Net charge-offs also are much higher than peer averages: 1.50% for Southern Chautauqua and 1.40% for Azalea City, compared with the 0.47% average for credit unions with $25 million to $100 million in assets.
These numbers reflect Southern Chautauqua’s and Azalea City’s approach to risk-based lending and collecting alike.
“You have to look at the psychology behind the score”, Anise says.
Do we accomplish our mission of people helping people, or do we only help people with a Beacon score of 640 or higher? If that’s the case, we might as well be a bank.
Reasons vary for why a borrower has a credit score of 550 or 575. It could be from not knowing how to manage money or credit even if they have a healthy income and the willingness to learn. Or, there might be other reasons the credit union deems the borrower an acceptable risk. For example, they might have a relationship with the credit union that goes back for years and extends through the family.
“That relationship is often why they come to us,” Anise says. “It’s up to us to separate who is gaming the system from who is having hard times. That’s the psychological aspect.”
And members apparently appreciate the chance to demonstrate they are a good risk. The little Alabama credit union scores 94.60 out of 100 in Callahan’s proprietary Return Of The Member measure of member engagement.
“They’re rewarding us with their business,” Anise says.
Risk-Based Collecting
Both credit unions stress being proactive when payments fall behind. Anise says, depending on the borrower, his lenders make calls when a payment is as few as 10 days late and follow-up in as soon as three days.
“We’re risk-based collectors,” he says. “A lot of times, these folks have more than one collector calling them. You have to engage them. That’s also part of the psychological aspect of lending. If we’re taking the risk to lend to them, we want them to feel like their credit union should be at the top of the list for paying back.”
Up in western New York, Southern Chautauqua also keeps a short lease on potential problem loans. According to Felton, the credit union starts stressing it is helping borrowers in ways no other lender would during the application process. It also stresses the benefits borrowers gain from keeping their end of the deal.
For example, missed payments warrant phone calls and this explanation: We’re not going to allow this to continue because it keeps your credit score low and hurts you, Felton says.

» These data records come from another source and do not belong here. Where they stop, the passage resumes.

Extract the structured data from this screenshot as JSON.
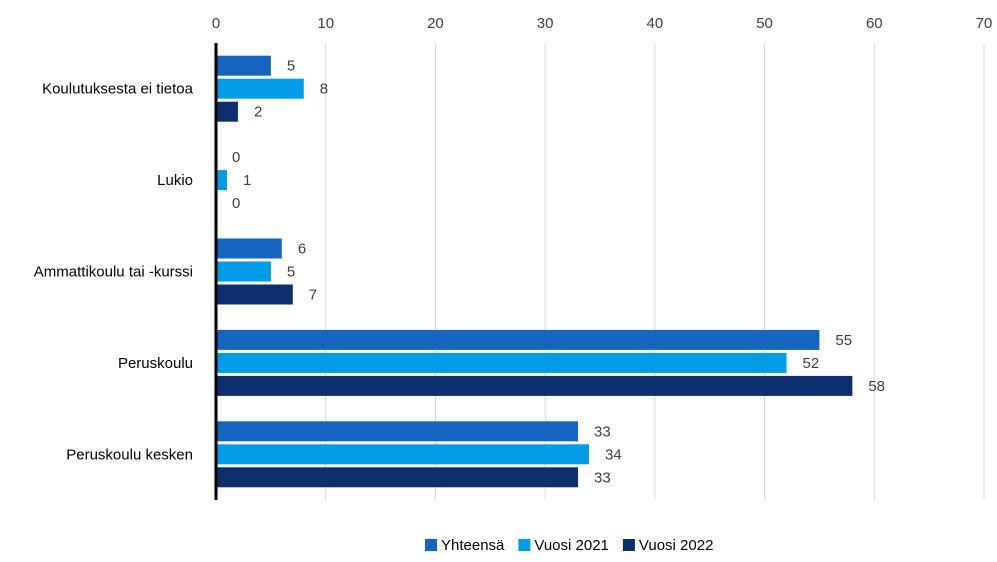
{
  "chart_data": {
    "type": "bar",
    "orientation": "horizontal",
    "categories": [
      "Koulutuksesta ei tietoa",
      "Lukio",
      "Ammattikoulu tai -kurssi",
      "Peruskoulu",
      "Peruskoulu kesken"
    ],
    "series": [
      {
        "name": "Yhteensä",
        "values": [
          5,
          0,
          6,
          55,
          33
        ],
        "color": "#1565C0"
      },
      {
        "name": "Vuosi 2021",
        "values": [
          8,
          1,
          5,
          52,
          34
        ],
        "color": "#039BE5"
      },
      {
        "name": "Vuosi 2022",
        "values": [
          2,
          0,
          7,
          58,
          33
        ],
        "color": "#0D2F6E"
      }
    ],
    "value_axis": {
      "ticks": [
        "0",
        "10",
        "20",
        "30",
        "40",
        "50",
        "60",
        "70"
      ],
      "range": [
        0,
        70
      ],
      "position": "top"
    },
    "gridlines": true,
    "legend": "bottom",
    "data_labels": true,
    "title": "",
    "xlabel": "",
    "ylabel": ""
  }
}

“These are difficult conversations,” the CEO says. “But they must happen. The best way to help people get on their feet, and stay there, is to not allow delinquencies more than 60 days. After that, we repossess the car.”
That is, unless the borrower makes arrangements to repay and then follows through.
Before many of its riskier borrowers take possession of a car, Southern Chautauqua equips it with GPS devices that can disable the vehicle. The credit union maintains its own online auction site for repos, and according to Felton, the credit union has sold approximately half of the 200 vehicles it has taken back this year.
That’s not the only resolution for delinquent accounts, however. Before sending a car to action, the credit union gives borrowers a 10-day window to favorably resolve the repossession. Only then does Southern Chautauqua sell the vehicle.
The credit union makes approximately 175 car loans a month, according to Felton, and of those, about 30% are C-D-E paper. That does carry risk. But it also carries reward.
“So many credit unions are afraid of the what ifs’ that it stops them from recognizing their victories,” Felton says. “What if 650 people now have transportation so they can keep their jobs? So, I take back 65 cars. Look at what we helped a lot of people achieve.”